The defect, found by researchers from the Universities of Manchester and Cambridge using a thin material called Hexagonal Boron Nitride (hBN), demonstrates spin coherence—a property where an electronic spin can retain quantum information— under ambient conditions. They also found that these spins can be controlled with light.
Up until now, only a few solid-state materials have been able to do this, marking a significant step forward in quantum technologies.
The findings published in Nature Materials, further confirm that the accessible spin coherence at room temperature is longer than the researchers initially imagined it could be.
Carmem M. Gilardoni, co-author of the paper and postdoctoral fellow at the Cavendish Laboratory at the University of Cambridge, where the research was carried out, said: “The results show that once we write a certain quantum state onto the spin of these electrons, this information is stored for ~1 millionth of a second, making this system a very promising platform for quantum applications.
“This may seem short, but the interesting thing is that this system does not require special conditions – it can store the spin quantum state even at room temperature and with no requirement for large magnets.”
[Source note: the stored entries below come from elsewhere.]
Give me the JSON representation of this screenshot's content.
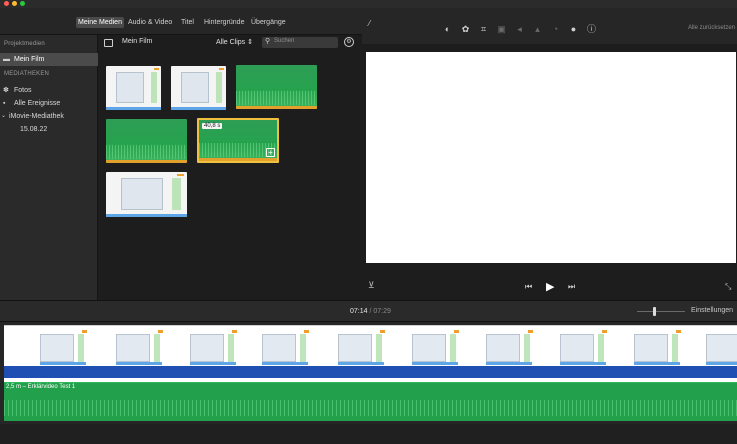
{
  "window": {
    "traffic_colors": [
      "#ff5f57",
      "#febc2e",
      "#28c840"
    ]
  },
  "tabs": [
    {
      "label": "Meine Medien",
      "active": true
    },
    {
      "label": "Audio & Video",
      "active": false
    },
    {
      "label": "Titel",
      "active": false
    },
    {
      "label": "Hintergründe",
      "active": false
    },
    {
      "label": "Übergänge",
      "active": false
    }
  ],
  "sidebar": {
    "project_heading": "Projektmedien",
    "project_item": "Mein Film",
    "libraries_heading": "MEDIATHEKEN",
    "items": [
      {
        "label": "Fotos",
        "icon": "flower-icon"
      },
      {
        "label": "Alle Ereignisse",
        "icon": "star-icon"
      }
    ],
    "library": {
      "label": "iMovie-Mediathek",
      "event": "15.08.22"
    }
  },
  "browser": {
    "project_title": "Mein Film",
    "filter_label": "Alle Clips",
    "search_placeholder": "Suchen",
    "clips": [
      {
        "kind": "screen"
      },
      {
        "kind": "screen"
      },
      {
        "kind": "audio"
      },
      {
        "kind": "audio"
      },
      {
        "kind": "audio",
        "badge": "40,8 s",
        "selected": true
      },
      {
        "kind": "screen"
      }
    ]
  },
  "viewer": {
    "reset_label": "Alle zurücksetzen",
    "tools": [
      "color-balance-icon",
      "color-correction-icon",
      "crop-icon",
      "stabilization-icon",
      "volume-icon",
      "noise-reduction-icon",
      "speed-icon",
      "clip-filter-icon",
      "info-icon"
    ]
  },
  "timeline": {
    "current_time": "07:14",
    "total_time": "07:29",
    "settings_label": "Einstellungen",
    "audio_clip_label": "2,5 m – Erklärvideo Test 1"
  },
  "colors": {
    "accent_green": "#23a04b",
    "track_blue": "#1f4fb3",
    "selection_border": "#f0c040"
  }
}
Hexagonal Boron Nitride (hBN) is an ultra-thin material made up of stacked one-atom-thick layers, kind of like sheets of paper. These layers are held together by forces between molecules, but sometimes, there are tiny flaws between these layers called ‘atomic defects’, similar to a crystal with molecules trapped inside it. These defects can absorb and emit light that we can see, and they can also act as local traps for electrons. Because of the defects in hBN, scientists can now study how these trapped electrons behave, particularly the spin property, which allows electrons to interact with magnetic fields. They can also control and manipulate the electron spins using light within these defects at room temperature – something that has never been done before.
Dr Hannah Stern, first author of the paper and Royal Society University Research Fellow and Lecturer at The University of Manchester, said: “Working with this system has highlighted to us the power of the fundamental investigation of new materials. As for the hBN system, as a field we can harness excited state dynamics in other new material platforms for use in future quantum technologies.
“Each new promising system will broaden the toolkit of available materials, and every new step in this direction will advance the scalable implementation of quantum technologies.”
Prof Richard Curry added: “Research into materials for quantum technologies is critical to support the UK’s ambitions in this area. This work represents another leading breakthrough from a University of Manchester researcher in the area of materials for quantum technologies, further strengthening the international impact of our work in this field.”
Although there is a lot to investigate before it is mature enough for technological applications, the finding paves the way for future technological applications, particularly in sensing technology.
The scientists are still figuring out how to make these defects even better and more reliable and are currently probing how far they can extend the spin storage time. They are also investigating whether they can optimise the system and material parameters that are important for quantum-technological applications, such as defect stability over time and the quality of the light emitted by this defect.